The basic command is just yt-dlp 'www.youtube.com/watch?v=dQw4w9WgXcQ'
tho.
yt-dlg for windows
There was a linux version but it seems to have gone poof. For Windows users there's : https://yt-bat.github.io/
Seal for Android is a solid client
This sux big time, been using grayjay and it seems to be working alright thus far
That's because it's all local to your device.
get newpipe and ublock origin if you want to screw with google:
Alt nominations:
Grayjay (Android)
Freetube (PC)
Hmm. Per Facebook v. Power Ventures, it could be a (criminal) violation of the CFAA to "circumvent" IP blocks.
"Google shouldn't be allowed to operate as a loss leader" - Reddit and Lemmy
"Paying for the service? Fuck that" - Also lemmy and Reddit.
Amazing. As if these communities are made with thousands of people having different opinions.
And here's mine: since Google used their position to essentially destroy any competition in this area, why should be my duty to protect their revenue? Even if I can afford to pay their services, I won't and will actively discourage anyone else from doing so, by installing uBlock, ReVanced, NewPipe, SmartTube, GrayJay etc.
It's not your duty at all but it's funny when you guys bitch about it with such fervor. It comes off as incredibly entitled.
You can have a diverse community that has a large majority opinion. And what I said is certainly the prevailing opinion.

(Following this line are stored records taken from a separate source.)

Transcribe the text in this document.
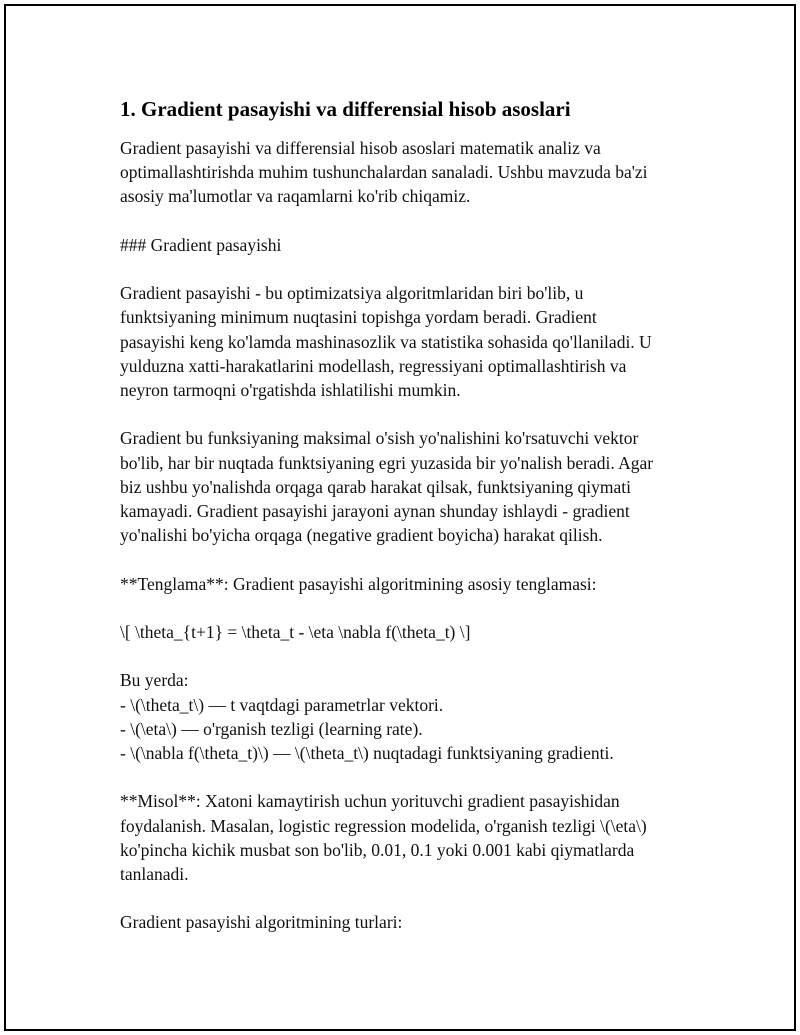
1. Gradient pasayishi va differensial hisob asoslari

Gradient pasayishi va differensial hisob asoslari matematik analiz va
optimallashtirishda muhim tushunchalardan sanaladi. Ushbu mavzuda ba'zi
asosiy ma'lumotlar va raqamlarni ko'rib chiqamiz.

### Gradient pasayishi

Gradient pasayishi - bu optimizatsiya algoritmlaridan biri bo'lib, u
funktsiyaning minimum nuqtasini topishga yordam beradi. Gradient
pasayishi keng ko'lamda mashinasozlik va statistika sohasida qo'llaniladi. U
yulduzna xatti-harakatlarini modellash, regressiyani optimallashtirish va
neyron tarmoqni o'rgatishda ishlatilishi mumkin.

Gradient bu funksiyaning maksimal o'sish yo'nalishini ko'rsatuvchi vektor
bo'lib, har bir nuqtada funktsiyaning egri yuzasida bir yo'nalish beradi. Agar
biz ushbu yo'nalishda orqaga qarab harakat qilsak, funktsiyaning qiymati
kamayadi. Gradient pasayishi jarayoni aynan shunday ishlaydi - gradient
yo'nalishi bo'yicha orqaga (negative gradient boyicha) harakat qilish.

**Tenglama**: Gradient pasayishi algoritmining asosiy tenglamasi:

\[ \theta_{t+1} = \theta_t - \eta \nabla f(\theta_t) \]

Bu yerda:
- \(\theta_t\) — t vaqtdagi parametrlar vektori.
- \(\eta\) — o'rganish tezligi (learning rate).
- \(\nabla f(\theta_t)\) — \(\theta_t\) nuqtadagi funktsiyaning gradienti.

**Misol**: Xatoni kamaytirish uchun yorituvchi gradient pasayishidan
foydalanish. Masalan, logistic regression modelida, o'rganish tezligi \(\eta\)
ko'pincha kichik musbat son bo'lib, 0.01, 0.1 yoki 0.001 kabi qiymatlarda
tanlanadi.

Gradient pasayishi algoritmining turlari:
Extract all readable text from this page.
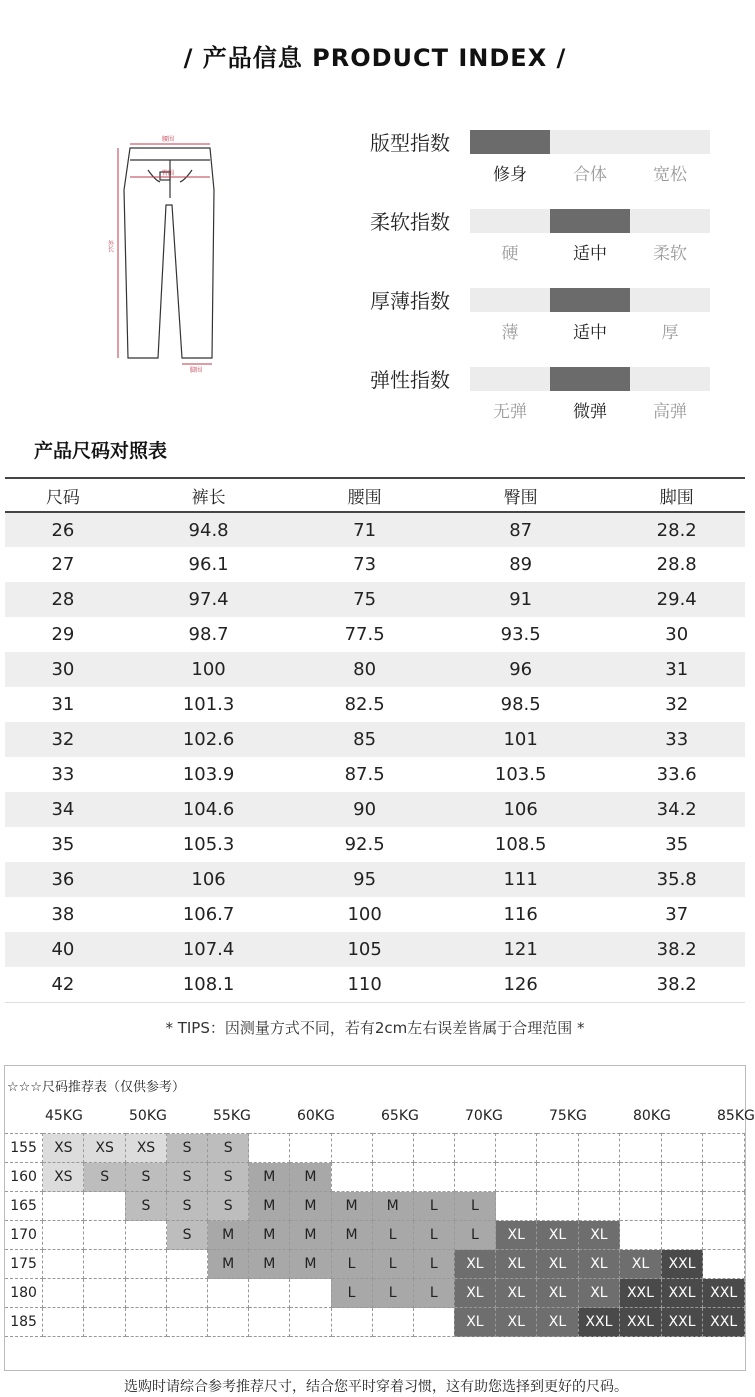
/ 产品信息 PRODUCT INDEX /
腰围
臀围
外长
脚围
版型指数
修身	合体	宽松
柔软指数
硬	适中	柔软
厚薄指数
薄	适中	厚
弹性指数
无弹	微弹	高弹
产品尺码对照表
尺码	裤长	腰围	臀围	脚围
26	94.8	71	87	28.2
27	96.1	73	89	28.8
28	97.4	75	91	29.4
29	98.7	77.5	93.5	30
30	100	80	96	31
31	101.3	82.5	98.5	32
32	102.6	85	101	33
33	103.9	87.5	103.5	33.6
34	104.6	90	106	34.2
35	105.3	92.5	108.5	35
36	106	95	111	35.8
38	106.7	100	116	37
40	107.4	105	121	38.2
42	108.1	110	126	38.2
* TIPS：因测量方式不同，若有2cm左右误差皆属于合理范围 *
☆☆☆尺码推荐表（仅供参考）
45KG	50KG	55KG	60KG	65KG	70KG	75KG	80KG	85KG
155	XS	XS	XS	S	S												
160	XS	S	S	S	S	M	M										
165			S	S	S	M	M	M	M	L	L						
170				S	M	M	M	M	L	L	L	XL	XL	XL			
175					M	M	M	L	L	L	XL	XL	XL	XL	XL	XXL	
180								L	L	L	XL	XL	XL	XL	XXL	XXL	XXL
185											XL	XL	XL	XXL	XXL	XXL	XXL
选购时请综合参考推荐尺寸，结合您平时穿着习惯，这有助您选择到更好的尺码。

And to answer you about your personal view: You are stealing the right to distribution and taking money away from both corporations but more importantly creators. And I've seen the rates of direct donations eg patrons . It's not ideological for most people, it's about getting content for free.
Are you donating to every channel you are watching? I doubt it. Even the people who care mostly only donate directly to one of two top patrons, while still consuming many many more.
If you are actually donating, then good for you, I congratulate you for living what you preach and have zero qualms. But you would be a statistical edge case.
Why give money to YouTube when I can give it to my favorite creators, and the developers of the alt yt clients/mirrors I use?
Because you have not set up that agreement and the vast majority of people don't pay outside of ads or a singular monthly sub.
The next best thing is nebula which has 600,000 monthly subs at $5. Which means a maximum payout pool of 18M a year.
Look at the number of users vs donations. The only reason this place works is low traffic and low bandwidth. The vision you describe would be great but it's not going to happen. ESPECIALLY once users are forced to pay rather than getting shit for free.